Privately, some Republicans concede that Democrats have a chance to tie Bush’s hands without paying a political price if they carefully handle an upcoming debate on the president’s request for nearly $100 billion in additional money for the wars in Iraq and Afghanistan. Republicans would be hard-pressed to reject measures that shift funds or place conditions on spending, such as those envisioned by Murtha, they said.

“As long as (Democrats) can tamp down on the Kuciniches of the world and they are modest in what they try to do, they can hit it out of the park,” said one former senior House GOP aide, referring to Rep. Dennis Kucinich, D-Ohio, a critic of the invasion of Iraq.

Still, the small but vocal band of lawmakers led by Kucinich who are pushing for an immediate cutoff of war funding and withdrawal of troops could pose a problem. Democrats could suffer politically if the party is perceived by the public as being too quick to pull the plug on the mission.

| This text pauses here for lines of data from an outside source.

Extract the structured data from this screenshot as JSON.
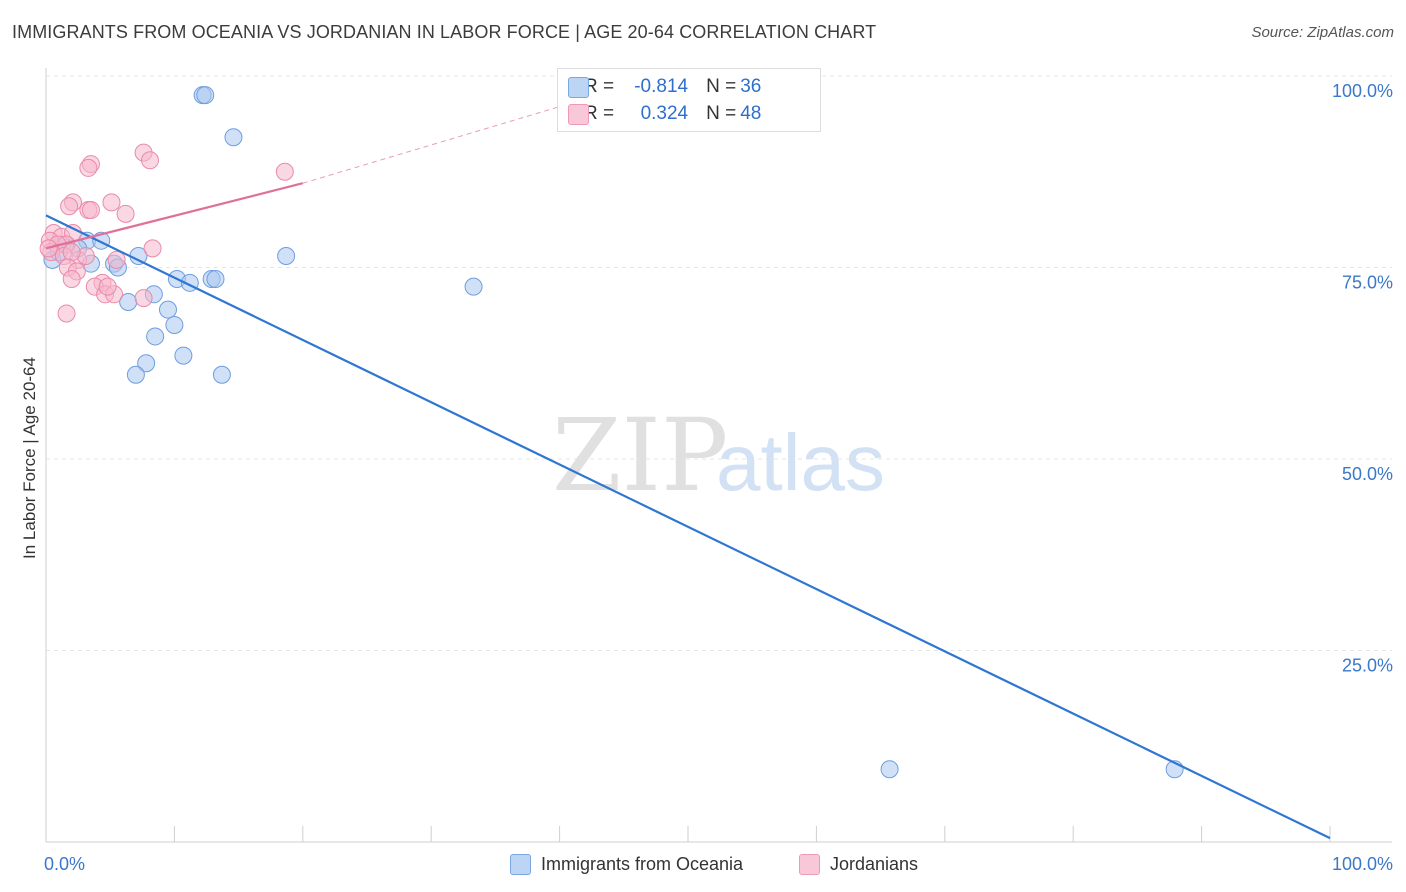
{
  "title": "IMMIGRANTS FROM OCEANIA VS JORDANIAN IN LABOR FORCE | AGE 20-64 CORRELATION CHART",
  "source": "Source: ZipAtlas.com",
  "watermark": {
    "zip": "ZIP",
    "atlas": "atlas"
  },
  "legend": {
    "rows": [
      {
        "r_label": "R =",
        "r_value": "-0.814",
        "n_label": "N =",
        "n_value": "36"
      },
      {
        "r_label": "R =",
        "r_value": "0.324",
        "n_label": "N =",
        "n_value": "48"
      }
    ]
  },
  "colors": {
    "blue_fill": "#a9c8f0",
    "blue_stroke": "#6d9de0",
    "blue_line": "#2f76d2",
    "pink_fill": "#f5b8cc",
    "pink_stroke": "#ea8aaa",
    "pink_line": "#e0709a",
    "tick_label": "#3a78c8",
    "grid": "#e6e6e6"
  },
  "chart_data": {
    "type": "scatter",
    "title": "IMMIGRANTS FROM OCEANIA VS JORDANIAN IN LABOR FORCE | AGE 20-64 CORRELATION CHART",
    "xlabel": "",
    "ylabel": "In Labor Force | Age 20-64",
    "xlim": [
      0,
      100
    ],
    "ylim": [
      0,
      100
    ],
    "x_tick_labels": [
      "0.0%",
      "100.0%"
    ],
    "y_ticks": [
      25,
      50,
      75,
      100
    ],
    "y_tick_labels": [
      "25.0%",
      "50.0%",
      "75.0%",
      "100.0%"
    ],
    "series": [
      {
        "name": "Immigrants from Oceania",
        "color": "blue",
        "points": [
          [
            12.2,
            97.5
          ],
          [
            12.4,
            97.5
          ],
          [
            14.6,
            92.0
          ],
          [
            0.5,
            76.0
          ],
          [
            3.2,
            78.5
          ],
          [
            4.3,
            78.5
          ],
          [
            3.5,
            75.5
          ],
          [
            5.3,
            75.5
          ],
          [
            5.6,
            75.0
          ],
          [
            7.2,
            76.5
          ],
          [
            10.2,
            73.5
          ],
          [
            11.2,
            73.0
          ],
          [
            12.9,
            73.5
          ],
          [
            13.2,
            73.5
          ],
          [
            18.7,
            76.5
          ],
          [
            8.4,
            71.5
          ],
          [
            6.4,
            70.5
          ],
          [
            9.5,
            69.5
          ],
          [
            10.0,
            67.5
          ],
          [
            8.5,
            66.0
          ],
          [
            10.7,
            63.5
          ],
          [
            7.8,
            62.5
          ],
          [
            7.0,
            61.0
          ],
          [
            13.7,
            61.0
          ],
          [
            33.3,
            72.5
          ],
          [
            2.5,
            77.5
          ],
          [
            1.5,
            78.0
          ],
          [
            1.0,
            77.0
          ],
          [
            65.7,
            9.5
          ],
          [
            87.9,
            9.5
          ]
        ],
        "trend": {
          "x": [
            0,
            100
          ],
          "y": [
            81.8,
            0.5
          ]
        }
      },
      {
        "name": "Jordanians",
        "color": "pink",
        "points": [
          [
            7.6,
            90.0
          ],
          [
            8.1,
            89.0
          ],
          [
            3.5,
            88.5
          ],
          [
            3.3,
            88.0
          ],
          [
            18.6,
            87.5
          ],
          [
            2.1,
            83.5
          ],
          [
            1.8,
            83.0
          ],
          [
            3.3,
            82.5
          ],
          [
            3.5,
            82.5
          ],
          [
            5.1,
            83.5
          ],
          [
            6.2,
            82.0
          ],
          [
            0.6,
            79.5
          ],
          [
            1.2,
            79.0
          ],
          [
            0.3,
            78.5
          ],
          [
            2.1,
            79.5
          ],
          [
            1.6,
            78.0
          ],
          [
            0.9,
            78.0
          ],
          [
            0.4,
            77.0
          ],
          [
            0.2,
            77.5
          ],
          [
            1.4,
            76.5
          ],
          [
            2.5,
            76.0
          ],
          [
            3.1,
            76.5
          ],
          [
            2.0,
            77.0
          ],
          [
            1.7,
            75.0
          ],
          [
            5.5,
            76.0
          ],
          [
            2.4,
            74.5
          ],
          [
            8.3,
            77.5
          ],
          [
            2.0,
            73.5
          ],
          [
            4.4,
            73.0
          ],
          [
            3.8,
            72.5
          ],
          [
            4.6,
            71.5
          ],
          [
            5.3,
            71.5
          ],
          [
            7.6,
            71.0
          ],
          [
            1.6,
            69.0
          ],
          [
            4.8,
            72.5
          ]
        ],
        "trend_solid": {
          "x": [
            0,
            20
          ],
          "y": [
            77.5,
            86.0
          ]
        },
        "trend_dashed": {
          "x": [
            20,
            43
          ],
          "y": [
            86.0,
            97.5
          ]
        }
      }
    ]
  },
  "bottom_legend": {
    "items": [
      {
        "label": "Immigrants from Oceania"
      },
      {
        "label": "Jordanians"
      }
    ]
  }
}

A survey conducted Feb. 7-11 by the Pew Research Center for the People and the Press shows that while a majority of Democrats support cutting off money for the troop increase, most independent voters and a majority of the general public do not.

The poll showed support for the war continuing to slip, and a growing sentiment for bringing troops home, but found that most believe the withdrawal should be gradual.

Democrats face risks at the other extreme, too. Many of their more moderate members are wary of doing anything that would affect troop funding. Republican officials say they are already planning to target vulnerable House Democrats who go back on campaign pledges not to cut war spending.

“It will either create major problems for them when they run again, or it will create major problems for their leadership when they’re trying to hold their caucus together on” Murtha’s proposal, said Jessica Boulanger, a spokeswoman for House Republicans’ campaign committee.

Most Democrats say there are more opportunities than risks for their party in the Iraq debate, arguing that the public supports their push to change the course of the war and impose more accountability on Bush’s handling of it.

“There are many more risks for Republicans,” said Sen. Charles Schumer, D-N.Y., the head of his party’s campaign committee. “On the whole, the Democratic party is doing what America wants.”

Privately, however, some Democrats concede they will have to steer a careful course to avoid being demonized and divided on Iraq.

“There’s tension between those who want to end the war immediately and cut off funding and those who aren’t there,” one senior House official said. As for Murtha’s proposal to use benchmarks to control war spending, lawmakers are “getting there,” the official said. “I’m not sure they’re there yet.”